Born in Germany and raised in England, Don studied at Magdalene College, Cambridge, where he met his future wife. They ran a successful costume jewellery business through the 1980s; however, the stock market crash of 1987 ended it in almost complete bankruptcy. Don made his television debut in 1989 as a regular on This Morning, which led to further presenting work across the decade, including his own shows for BBC Television and Channel 4. Don began his writing career at this time and published his first of over 25 books, in 1990. Between 1994 and 2006, Don wrote a weekly gardening column in The Observer.

In 2003 Don replaced Alan Titchmarsh as the lead presenter of Gardeners’ World, only leaving the show between 2008 and 2011 due to illness. Since then he has written and produced several garden series of his own; the most recent being Monty Don’s American Gardens which was aired in 2020.

Monty Don’s French Gardens episode 2

 

Kitchen garden

The traditional kitchen garden, also known as a potager (from the French jardin potager) or in Scotland a kailyaird, is a space separate from the rest of the residential garden – the ornamental plants and lawn areas. Most vegetable gardens are still miniature versions of old family farm plots, but the kitchen garden is different not only in its history, but also its design.

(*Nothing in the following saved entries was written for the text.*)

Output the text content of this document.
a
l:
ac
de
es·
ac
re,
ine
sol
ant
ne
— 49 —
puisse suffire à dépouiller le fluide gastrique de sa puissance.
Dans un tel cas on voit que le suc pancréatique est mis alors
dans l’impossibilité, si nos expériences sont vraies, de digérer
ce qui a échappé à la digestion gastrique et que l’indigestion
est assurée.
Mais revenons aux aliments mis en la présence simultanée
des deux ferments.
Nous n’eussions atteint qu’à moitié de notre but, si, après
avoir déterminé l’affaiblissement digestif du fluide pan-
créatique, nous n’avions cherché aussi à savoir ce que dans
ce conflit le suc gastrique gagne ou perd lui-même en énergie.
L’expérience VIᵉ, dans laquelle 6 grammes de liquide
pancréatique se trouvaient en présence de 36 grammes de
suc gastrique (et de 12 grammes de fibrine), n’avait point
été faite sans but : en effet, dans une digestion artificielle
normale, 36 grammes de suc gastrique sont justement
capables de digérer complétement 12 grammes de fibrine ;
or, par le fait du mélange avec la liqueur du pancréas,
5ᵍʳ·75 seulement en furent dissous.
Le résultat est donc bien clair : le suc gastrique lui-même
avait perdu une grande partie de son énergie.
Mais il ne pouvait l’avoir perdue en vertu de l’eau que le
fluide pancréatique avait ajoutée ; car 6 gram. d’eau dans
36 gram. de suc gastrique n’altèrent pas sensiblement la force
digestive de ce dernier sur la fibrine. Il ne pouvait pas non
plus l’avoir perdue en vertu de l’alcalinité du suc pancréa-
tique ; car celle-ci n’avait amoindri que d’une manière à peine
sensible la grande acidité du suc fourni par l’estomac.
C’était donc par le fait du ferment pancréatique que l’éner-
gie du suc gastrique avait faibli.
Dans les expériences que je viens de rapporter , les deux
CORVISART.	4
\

The kitchen garden may serve as the central feature of an ornamental, all-season landscape, or it may be little more than a humble vegetable plot. It is a source of herbs, vegetables and fruits, but it is often also a structured garden space with a design based on repetitive geometric patterns.

The kitchen garden has year-round visual appeal and can incorporate permanent perennials or woody shrub plantings around (or among) the annuals.

One historical design precedent is from the Gardens of the French Renaissance and Baroque Garden à la française eras potagers. In this type of vegetable garden, flowers (edible and non-edible) and herbs are often planted with the vegetables to enhance the garden’s beauty. The goal is to make the function of providing food aesthetically pleasing.

Plants are chosen as much for their functionality as for their color and form. Many are trained to grow upward. A well-designed potager can provide food as well as cut flowers and herbs for the home with very little maintenance. Potagers can disguise their function of providing for a home in a wide array of forms—from the carefree style of the cottage garden to the formality of a knot garden.